This charming record has a bit of urban cowboy to it, but mostly it's the kind of pastoral country-folk you'd expect from a move out of the city.
Anne Cunningham and Dave Lerner (ex-Ted Leo & the Pharmacists) comprise the duo Trummors, and the two have recently relocated from Brooklyn to Woodstock, New York. It's important to note because their latest record, Over and Around the Clove, has a bit of urban cowboy to it, but mostly it's the kind of pastoral country-folk you'd expect from a move out of the city. Cunningham and Lerner trade vocals over dusty folk tunes, and each has their own disarmingly hushed sweetness. The songs are built up with guitar from Meg Baird collaborator Marc Orleans and pedal steel from Chris Zaloom.

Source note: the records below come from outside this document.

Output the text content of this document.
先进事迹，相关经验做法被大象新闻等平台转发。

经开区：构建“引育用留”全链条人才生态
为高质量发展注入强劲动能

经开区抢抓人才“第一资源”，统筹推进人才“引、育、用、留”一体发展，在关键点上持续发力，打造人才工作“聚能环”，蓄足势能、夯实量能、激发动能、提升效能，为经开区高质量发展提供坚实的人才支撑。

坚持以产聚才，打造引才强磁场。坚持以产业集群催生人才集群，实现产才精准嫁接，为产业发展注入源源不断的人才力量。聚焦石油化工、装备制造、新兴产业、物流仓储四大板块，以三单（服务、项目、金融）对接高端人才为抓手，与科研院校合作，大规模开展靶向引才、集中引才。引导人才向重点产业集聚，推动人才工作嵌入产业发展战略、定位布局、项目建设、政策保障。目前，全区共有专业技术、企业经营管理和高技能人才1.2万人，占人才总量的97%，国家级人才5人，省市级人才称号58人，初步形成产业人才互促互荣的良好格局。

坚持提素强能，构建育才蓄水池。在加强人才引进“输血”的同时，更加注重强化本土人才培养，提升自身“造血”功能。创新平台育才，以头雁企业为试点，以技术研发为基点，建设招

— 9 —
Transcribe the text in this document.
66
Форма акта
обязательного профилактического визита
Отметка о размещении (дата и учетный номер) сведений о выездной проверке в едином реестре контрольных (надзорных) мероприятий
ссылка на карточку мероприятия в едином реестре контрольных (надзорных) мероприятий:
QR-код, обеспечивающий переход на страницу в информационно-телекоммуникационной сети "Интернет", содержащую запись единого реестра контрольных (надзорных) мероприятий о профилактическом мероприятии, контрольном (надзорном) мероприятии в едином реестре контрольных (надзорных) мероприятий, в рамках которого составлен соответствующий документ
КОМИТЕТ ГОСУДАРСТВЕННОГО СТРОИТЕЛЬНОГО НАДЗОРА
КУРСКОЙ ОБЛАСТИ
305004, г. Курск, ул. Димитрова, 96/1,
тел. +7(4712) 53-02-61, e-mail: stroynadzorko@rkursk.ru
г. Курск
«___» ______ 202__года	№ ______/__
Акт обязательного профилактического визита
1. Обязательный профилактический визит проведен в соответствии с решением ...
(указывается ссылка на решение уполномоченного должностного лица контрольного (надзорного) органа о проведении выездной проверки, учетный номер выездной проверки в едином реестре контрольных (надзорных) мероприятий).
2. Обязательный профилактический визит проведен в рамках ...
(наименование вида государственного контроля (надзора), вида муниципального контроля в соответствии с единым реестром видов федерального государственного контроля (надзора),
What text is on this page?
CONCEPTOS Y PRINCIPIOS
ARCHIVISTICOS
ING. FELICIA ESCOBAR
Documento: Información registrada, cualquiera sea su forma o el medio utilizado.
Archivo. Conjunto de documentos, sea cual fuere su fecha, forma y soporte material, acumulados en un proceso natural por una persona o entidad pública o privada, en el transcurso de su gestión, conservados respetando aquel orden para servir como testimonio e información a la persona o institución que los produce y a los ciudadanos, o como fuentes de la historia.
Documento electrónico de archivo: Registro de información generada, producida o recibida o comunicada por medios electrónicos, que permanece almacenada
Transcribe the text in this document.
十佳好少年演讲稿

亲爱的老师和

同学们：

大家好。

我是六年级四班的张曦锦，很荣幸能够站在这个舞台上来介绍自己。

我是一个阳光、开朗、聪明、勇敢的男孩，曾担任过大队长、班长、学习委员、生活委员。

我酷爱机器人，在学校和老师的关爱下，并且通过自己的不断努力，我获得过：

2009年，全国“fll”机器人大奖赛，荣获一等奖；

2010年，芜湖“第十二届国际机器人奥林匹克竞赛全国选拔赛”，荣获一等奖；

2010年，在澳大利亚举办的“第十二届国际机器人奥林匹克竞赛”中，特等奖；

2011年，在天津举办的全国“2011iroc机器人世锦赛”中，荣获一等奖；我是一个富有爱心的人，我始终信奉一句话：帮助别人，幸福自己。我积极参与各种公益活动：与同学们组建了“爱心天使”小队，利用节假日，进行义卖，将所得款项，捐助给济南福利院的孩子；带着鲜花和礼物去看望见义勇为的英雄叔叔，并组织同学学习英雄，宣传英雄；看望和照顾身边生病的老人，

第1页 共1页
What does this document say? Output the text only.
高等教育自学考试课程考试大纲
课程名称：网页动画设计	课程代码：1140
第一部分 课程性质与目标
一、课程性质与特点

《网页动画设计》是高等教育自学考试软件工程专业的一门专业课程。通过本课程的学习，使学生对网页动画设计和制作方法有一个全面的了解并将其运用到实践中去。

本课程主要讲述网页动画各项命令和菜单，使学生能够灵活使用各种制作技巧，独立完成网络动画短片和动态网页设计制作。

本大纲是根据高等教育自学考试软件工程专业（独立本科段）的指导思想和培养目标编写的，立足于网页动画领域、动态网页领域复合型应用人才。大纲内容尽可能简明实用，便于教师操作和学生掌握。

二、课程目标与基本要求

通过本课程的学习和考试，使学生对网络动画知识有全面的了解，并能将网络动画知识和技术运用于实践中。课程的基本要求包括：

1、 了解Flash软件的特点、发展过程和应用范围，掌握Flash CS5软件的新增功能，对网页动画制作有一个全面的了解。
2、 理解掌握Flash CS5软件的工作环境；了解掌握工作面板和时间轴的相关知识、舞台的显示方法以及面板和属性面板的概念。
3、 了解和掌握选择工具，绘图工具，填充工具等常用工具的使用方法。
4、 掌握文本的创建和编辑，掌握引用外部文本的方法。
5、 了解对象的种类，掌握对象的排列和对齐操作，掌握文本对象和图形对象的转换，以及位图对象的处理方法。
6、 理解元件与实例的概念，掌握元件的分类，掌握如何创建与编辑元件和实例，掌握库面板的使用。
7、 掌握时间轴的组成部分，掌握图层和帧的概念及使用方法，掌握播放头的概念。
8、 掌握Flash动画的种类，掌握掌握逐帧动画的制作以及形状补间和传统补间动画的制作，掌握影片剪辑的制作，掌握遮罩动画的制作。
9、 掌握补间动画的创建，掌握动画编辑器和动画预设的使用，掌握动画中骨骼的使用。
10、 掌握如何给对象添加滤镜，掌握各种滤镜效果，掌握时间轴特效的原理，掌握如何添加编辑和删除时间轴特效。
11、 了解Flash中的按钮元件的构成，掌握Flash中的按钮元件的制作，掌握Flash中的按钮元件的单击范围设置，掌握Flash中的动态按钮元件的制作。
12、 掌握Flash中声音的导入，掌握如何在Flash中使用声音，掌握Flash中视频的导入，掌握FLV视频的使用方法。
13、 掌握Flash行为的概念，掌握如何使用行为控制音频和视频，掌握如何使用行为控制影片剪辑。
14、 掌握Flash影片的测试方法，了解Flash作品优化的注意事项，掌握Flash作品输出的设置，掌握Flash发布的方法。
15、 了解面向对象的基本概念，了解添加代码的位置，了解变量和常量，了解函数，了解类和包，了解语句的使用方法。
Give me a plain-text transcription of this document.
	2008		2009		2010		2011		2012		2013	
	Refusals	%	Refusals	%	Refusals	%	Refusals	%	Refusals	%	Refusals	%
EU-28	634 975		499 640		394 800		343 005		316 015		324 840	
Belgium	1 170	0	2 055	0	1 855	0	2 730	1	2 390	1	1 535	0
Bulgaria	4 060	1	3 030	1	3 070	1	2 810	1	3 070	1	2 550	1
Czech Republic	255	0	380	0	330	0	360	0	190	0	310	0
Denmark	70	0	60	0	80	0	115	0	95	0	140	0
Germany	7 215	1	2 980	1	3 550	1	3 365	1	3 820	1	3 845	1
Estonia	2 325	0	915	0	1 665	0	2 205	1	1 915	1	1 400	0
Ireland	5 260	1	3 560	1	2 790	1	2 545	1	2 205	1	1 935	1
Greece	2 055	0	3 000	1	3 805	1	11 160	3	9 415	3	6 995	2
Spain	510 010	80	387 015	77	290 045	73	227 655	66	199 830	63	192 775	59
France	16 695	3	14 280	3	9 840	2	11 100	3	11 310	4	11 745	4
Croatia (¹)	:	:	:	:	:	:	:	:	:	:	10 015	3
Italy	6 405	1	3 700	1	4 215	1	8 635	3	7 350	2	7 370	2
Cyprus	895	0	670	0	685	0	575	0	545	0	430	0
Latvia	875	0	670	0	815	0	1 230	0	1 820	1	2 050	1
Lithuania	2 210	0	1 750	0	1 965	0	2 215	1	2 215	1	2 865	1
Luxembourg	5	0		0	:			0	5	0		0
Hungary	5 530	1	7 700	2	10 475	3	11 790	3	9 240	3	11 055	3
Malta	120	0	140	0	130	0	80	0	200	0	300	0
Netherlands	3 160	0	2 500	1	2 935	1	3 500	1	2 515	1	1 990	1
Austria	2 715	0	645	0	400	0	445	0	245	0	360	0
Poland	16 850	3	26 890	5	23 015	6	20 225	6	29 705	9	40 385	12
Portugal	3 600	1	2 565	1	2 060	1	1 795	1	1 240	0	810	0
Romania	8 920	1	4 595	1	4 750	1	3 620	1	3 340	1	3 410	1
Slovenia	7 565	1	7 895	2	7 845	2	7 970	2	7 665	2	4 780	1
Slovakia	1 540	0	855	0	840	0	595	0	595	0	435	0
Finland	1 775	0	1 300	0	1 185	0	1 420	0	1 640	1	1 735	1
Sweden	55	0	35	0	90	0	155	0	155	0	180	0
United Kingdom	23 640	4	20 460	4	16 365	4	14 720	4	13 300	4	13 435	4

With just these simple elements, the band takes us through a travelogue of locations -- we jump from streets on "Cold on Memphis Boulevard" and "Platte Cove Road" to dots on bigger maps like "Odessa" and "Nashville, TN" -- as well as a myriad of folk-pop stylings. The sweet rundown melody of the title track also reveals the duo's knack for a great line ("The tourists sometimes slow down when they're lost") while "Salinas" shows their ability to stretch out into rugged space. The songs are immediately sweet, but repeated listens show the deep emotion and complications underneath. At just under 30 minutes, this Trummors album may seem slight, but its effect is anything but.